Given an $m\times n$ 0-1 matrix A, I am interested in an efficient algorithm to locate all copies of a given $p\times q$ 0-1 submatrix B within it, where a permutation of rows and columns is allowed, i.e. find all collections of row indices $r_1, r_2,\ldots, r_p$ and column indices $c_1, c_2,\ldots, c_q$ (with $r_i$'s and $c_j$'s not necessarily in increasing order) so that A restricted to those rows and columns in that particular order yields B.
Any references will be useful.
Thanks.
Note that the problem of deciding whether there exist such row indices and column indices is already NP-complete. This is because the case where B is a square matrix entirely consisting of 1s is identical to the Balanced Complete Bipartite Subgraph problem, which is known to be NP-complete [Joh87].
[Joh87] David S. Johnson. The NP-completeness column: An ongoing guide. Journal of Algorithms, 8(3):438–448, Sept. 1987. http://dx.doi.org/10.1016/0196-6774(87)90021-6
This comment is too long to go as a coment, so i have to post as an answer.

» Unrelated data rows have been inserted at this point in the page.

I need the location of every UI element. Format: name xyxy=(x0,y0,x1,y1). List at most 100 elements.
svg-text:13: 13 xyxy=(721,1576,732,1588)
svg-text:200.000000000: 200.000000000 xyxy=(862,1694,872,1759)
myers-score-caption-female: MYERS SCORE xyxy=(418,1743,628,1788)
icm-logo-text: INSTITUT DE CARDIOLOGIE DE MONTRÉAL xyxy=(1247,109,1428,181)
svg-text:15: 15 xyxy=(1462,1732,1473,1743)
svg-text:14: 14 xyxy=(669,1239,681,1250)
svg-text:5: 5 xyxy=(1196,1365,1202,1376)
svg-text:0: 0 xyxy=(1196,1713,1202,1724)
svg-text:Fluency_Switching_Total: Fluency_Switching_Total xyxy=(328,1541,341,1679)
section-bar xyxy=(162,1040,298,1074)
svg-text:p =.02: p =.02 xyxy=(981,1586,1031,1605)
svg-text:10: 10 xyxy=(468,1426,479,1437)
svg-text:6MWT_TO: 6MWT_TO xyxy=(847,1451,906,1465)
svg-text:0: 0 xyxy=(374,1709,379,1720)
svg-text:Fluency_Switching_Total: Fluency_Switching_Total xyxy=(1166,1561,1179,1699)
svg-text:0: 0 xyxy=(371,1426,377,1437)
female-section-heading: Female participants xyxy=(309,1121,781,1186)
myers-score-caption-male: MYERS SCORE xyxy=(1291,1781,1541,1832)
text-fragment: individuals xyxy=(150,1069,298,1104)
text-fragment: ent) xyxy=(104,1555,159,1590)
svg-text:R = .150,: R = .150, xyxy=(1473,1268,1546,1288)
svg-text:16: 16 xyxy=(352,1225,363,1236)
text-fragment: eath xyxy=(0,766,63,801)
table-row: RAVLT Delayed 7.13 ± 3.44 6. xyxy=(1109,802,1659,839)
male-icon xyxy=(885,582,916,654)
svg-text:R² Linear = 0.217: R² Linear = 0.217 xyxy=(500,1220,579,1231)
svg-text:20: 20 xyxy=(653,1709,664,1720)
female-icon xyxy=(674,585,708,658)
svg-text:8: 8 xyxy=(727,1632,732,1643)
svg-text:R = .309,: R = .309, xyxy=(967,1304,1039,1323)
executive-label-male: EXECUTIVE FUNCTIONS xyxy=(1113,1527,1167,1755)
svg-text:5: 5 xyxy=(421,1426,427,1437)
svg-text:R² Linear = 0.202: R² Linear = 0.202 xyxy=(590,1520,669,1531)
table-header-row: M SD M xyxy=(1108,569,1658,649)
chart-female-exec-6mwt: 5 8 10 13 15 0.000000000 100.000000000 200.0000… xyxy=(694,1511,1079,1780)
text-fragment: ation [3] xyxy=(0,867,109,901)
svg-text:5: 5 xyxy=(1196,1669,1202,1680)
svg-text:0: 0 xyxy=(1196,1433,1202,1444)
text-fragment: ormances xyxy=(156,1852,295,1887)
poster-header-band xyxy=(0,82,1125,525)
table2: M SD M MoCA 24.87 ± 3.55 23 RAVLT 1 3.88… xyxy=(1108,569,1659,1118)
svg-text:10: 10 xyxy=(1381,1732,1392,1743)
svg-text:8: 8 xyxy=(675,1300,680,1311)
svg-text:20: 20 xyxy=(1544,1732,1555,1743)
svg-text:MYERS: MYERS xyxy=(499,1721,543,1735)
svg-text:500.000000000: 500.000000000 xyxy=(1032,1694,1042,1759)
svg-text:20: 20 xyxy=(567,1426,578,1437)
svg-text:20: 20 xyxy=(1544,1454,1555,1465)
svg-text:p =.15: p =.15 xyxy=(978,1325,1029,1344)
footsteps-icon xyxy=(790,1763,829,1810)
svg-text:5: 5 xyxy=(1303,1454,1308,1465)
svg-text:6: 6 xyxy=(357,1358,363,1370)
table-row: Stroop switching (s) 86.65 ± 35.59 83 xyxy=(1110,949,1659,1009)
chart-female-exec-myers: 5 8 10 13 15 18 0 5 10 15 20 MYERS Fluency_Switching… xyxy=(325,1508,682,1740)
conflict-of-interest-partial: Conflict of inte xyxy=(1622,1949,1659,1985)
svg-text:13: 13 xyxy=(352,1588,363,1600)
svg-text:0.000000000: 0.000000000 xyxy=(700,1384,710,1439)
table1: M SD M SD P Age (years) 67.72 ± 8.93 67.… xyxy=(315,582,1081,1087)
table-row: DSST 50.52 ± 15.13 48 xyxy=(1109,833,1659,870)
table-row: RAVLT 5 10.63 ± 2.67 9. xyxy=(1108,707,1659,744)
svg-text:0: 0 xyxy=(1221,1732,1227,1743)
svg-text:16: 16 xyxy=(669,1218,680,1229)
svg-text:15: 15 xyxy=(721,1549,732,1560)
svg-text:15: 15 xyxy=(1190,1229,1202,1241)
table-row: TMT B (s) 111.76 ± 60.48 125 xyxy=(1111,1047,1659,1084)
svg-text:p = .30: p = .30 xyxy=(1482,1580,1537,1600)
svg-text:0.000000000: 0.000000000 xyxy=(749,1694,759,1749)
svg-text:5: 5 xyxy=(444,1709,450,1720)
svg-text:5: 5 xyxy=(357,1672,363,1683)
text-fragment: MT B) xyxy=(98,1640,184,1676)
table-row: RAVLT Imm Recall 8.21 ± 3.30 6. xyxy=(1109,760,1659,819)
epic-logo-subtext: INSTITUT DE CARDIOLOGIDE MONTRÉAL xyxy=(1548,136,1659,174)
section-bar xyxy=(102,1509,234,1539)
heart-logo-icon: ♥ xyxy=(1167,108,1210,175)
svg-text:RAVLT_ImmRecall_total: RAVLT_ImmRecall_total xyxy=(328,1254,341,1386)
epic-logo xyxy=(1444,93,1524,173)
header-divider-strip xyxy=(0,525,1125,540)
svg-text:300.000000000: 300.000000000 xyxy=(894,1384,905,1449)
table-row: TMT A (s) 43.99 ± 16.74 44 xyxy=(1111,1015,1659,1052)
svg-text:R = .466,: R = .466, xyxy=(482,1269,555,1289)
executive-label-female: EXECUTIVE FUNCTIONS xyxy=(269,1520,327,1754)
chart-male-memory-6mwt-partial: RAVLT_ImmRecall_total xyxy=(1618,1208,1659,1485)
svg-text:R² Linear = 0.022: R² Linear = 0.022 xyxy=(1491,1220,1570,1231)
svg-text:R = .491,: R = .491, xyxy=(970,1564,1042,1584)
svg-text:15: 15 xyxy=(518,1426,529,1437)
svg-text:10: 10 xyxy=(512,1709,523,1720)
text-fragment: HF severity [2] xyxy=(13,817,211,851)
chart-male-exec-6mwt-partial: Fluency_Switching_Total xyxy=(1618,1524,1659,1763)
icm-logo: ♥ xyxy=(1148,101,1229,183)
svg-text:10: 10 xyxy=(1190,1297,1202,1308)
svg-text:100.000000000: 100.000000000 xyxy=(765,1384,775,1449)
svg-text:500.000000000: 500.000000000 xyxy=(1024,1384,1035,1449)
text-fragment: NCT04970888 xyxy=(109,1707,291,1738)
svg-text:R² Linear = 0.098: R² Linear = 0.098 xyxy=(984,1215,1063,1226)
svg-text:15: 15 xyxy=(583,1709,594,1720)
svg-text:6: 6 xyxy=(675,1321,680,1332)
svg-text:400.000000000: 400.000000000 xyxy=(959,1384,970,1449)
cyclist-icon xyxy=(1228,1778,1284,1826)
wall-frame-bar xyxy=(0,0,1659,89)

When $m=n$ and $p=q$ the problem seems somewhat similar to the graph isomorphism problem. There are three main differences, one being that in the graph isomorphism problem the rows and columns are permutated the same way, the second being that the graph isomorphism problem is asking whenever it is possible to find B and lastly the graph is simple (hence $a_{ii}=0$).
Anyhow, acordingly to Wikipedia there exists "a recursive backtracking procedure for solving the subgraph isomorphism problem", which for fixed $A$ and $B$ is polynomial in the size of $B$. Then there is probably a chance (or maybe not) that you can change that algorithm to suit your needs.